Possibilities for Supporting Ethical Advertising Systems
There are numerous proposals aimed at encouraging companies, especially major tech firms, to develop and use ethical advertising systems. What makes any of these proposals impractical is that they attempt to position themselves within the framework of a profit-driven business model.
On the other hand, an advertising system can only be ethical when it is not an advertising system, but an information system. The difference is that the purpose of an information system would be to provide an objective and honest presentation of the available shopping options to users, based on mechanisms that help them make a decision based on a precise understanding of their needs and preferences. Such systems could indeed be supported using artificial intelligence technologies. They could also be developed as tools that users turn to when they need information about goods and services that align with their needs and capabilities.
Empowering Users
Empowering users means providing them with the information and tools necessary to protect their data and themselves against the risks and threats posed by digital marketing algorithms. This includes equipping users with information about the algorithms operating on the various websites they regularly interact with, particularly social media platforms and search engines.
Users should become familiar with how algorithms operate, the data they collect, and the methods they use to gather it. Based on this information, users can be provided with tools that enable them to determine which of their data they can allow to be collected, under what conditions, and for what purposes.

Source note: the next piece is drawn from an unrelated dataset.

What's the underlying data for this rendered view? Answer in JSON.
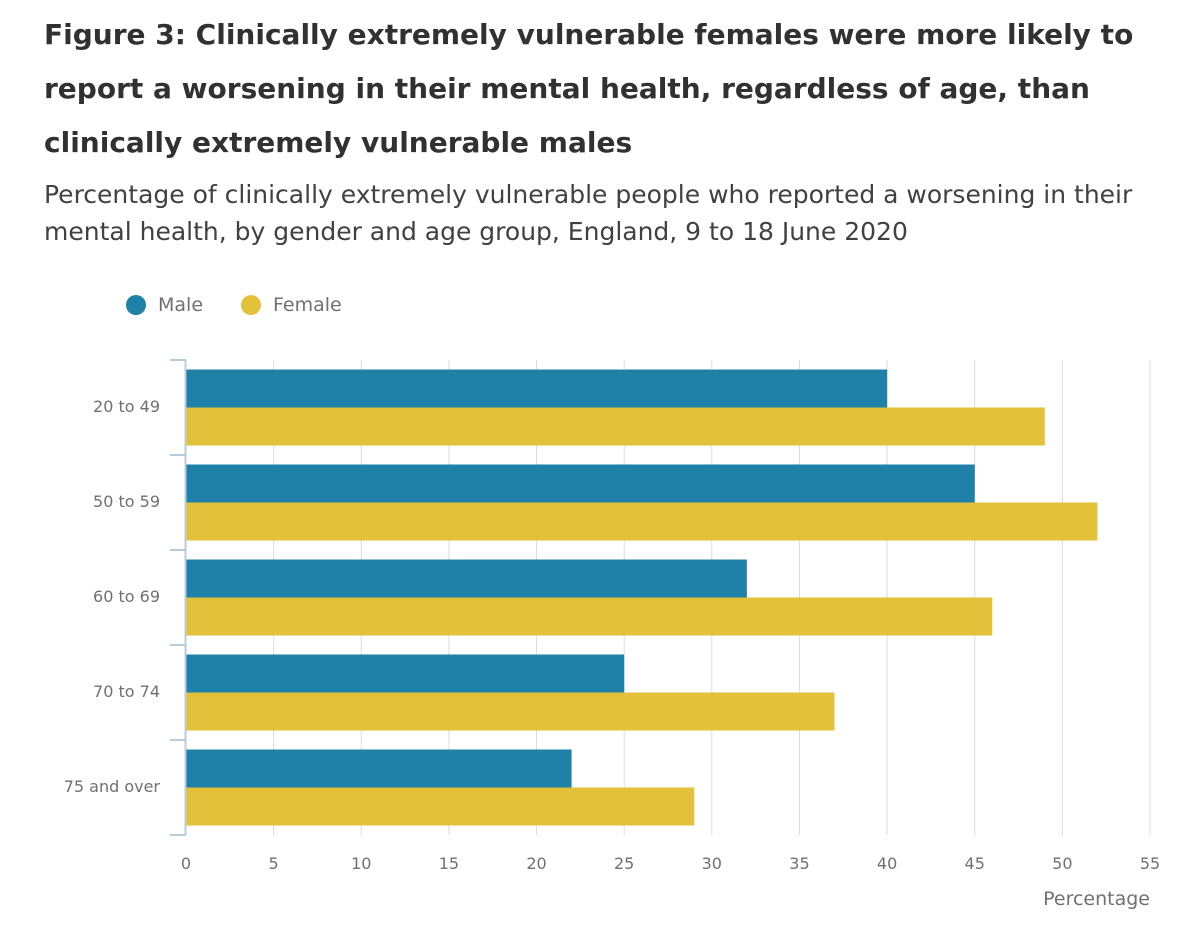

Some of these tools have become mandatory for many websites and platforms to provide in order to comply with data protection laws. However, many users remain unable to use them, either because they are unaware of their existence in the first place or because they do not know how to access or use them. Therefore, it is essential to provide this information through various channels to raise awareness.
Conclusion
Digital advertising and marketing algorithms represent a major challenge to digital rights and human rights in general. The most prominent issue in this regard is that this challenge pits technological advancement against human rights. The more digital technology evolves, the more users’ rights are exposed to the encroachment of digital marketing algorithms, and the more users are at risk of losing their autonomy and freedom of choice, as well as their privacy. This reality is not expected to undergo a radical change or see an end to the threats it poses shortly, as it is deeply rooted in the profit-driven business model governing how the internet operates today. This does not mean that it cannot be resisted and that efforts cannot be made to mitigate the risks it creates by every possible means.
This paper has sought to discuss the impact of digital advertising and digital marketing algorithms on freedom of choice and the rights of Internet users. In its first section, the paper provided an overview of how digital marketing algorithms operate by addressing three questions: How do algorithms collect data? How do they analyze it? And how do they exploit the resulting information to influence users?
The paper also presented examples of algorithm systems used by Google Ads, Facebook, Twitter, and TikTok. In its second section, the paper discussed the impact of advertising algorithms on users’ rights, addressing the effects on freedom of choice, the right to privacy, and digital rights. Finally, in its third section, the paper discussed approaches to addressing digital advertising issues, covering both legal and regulatory approaches, as well as efforts to balance development and rights.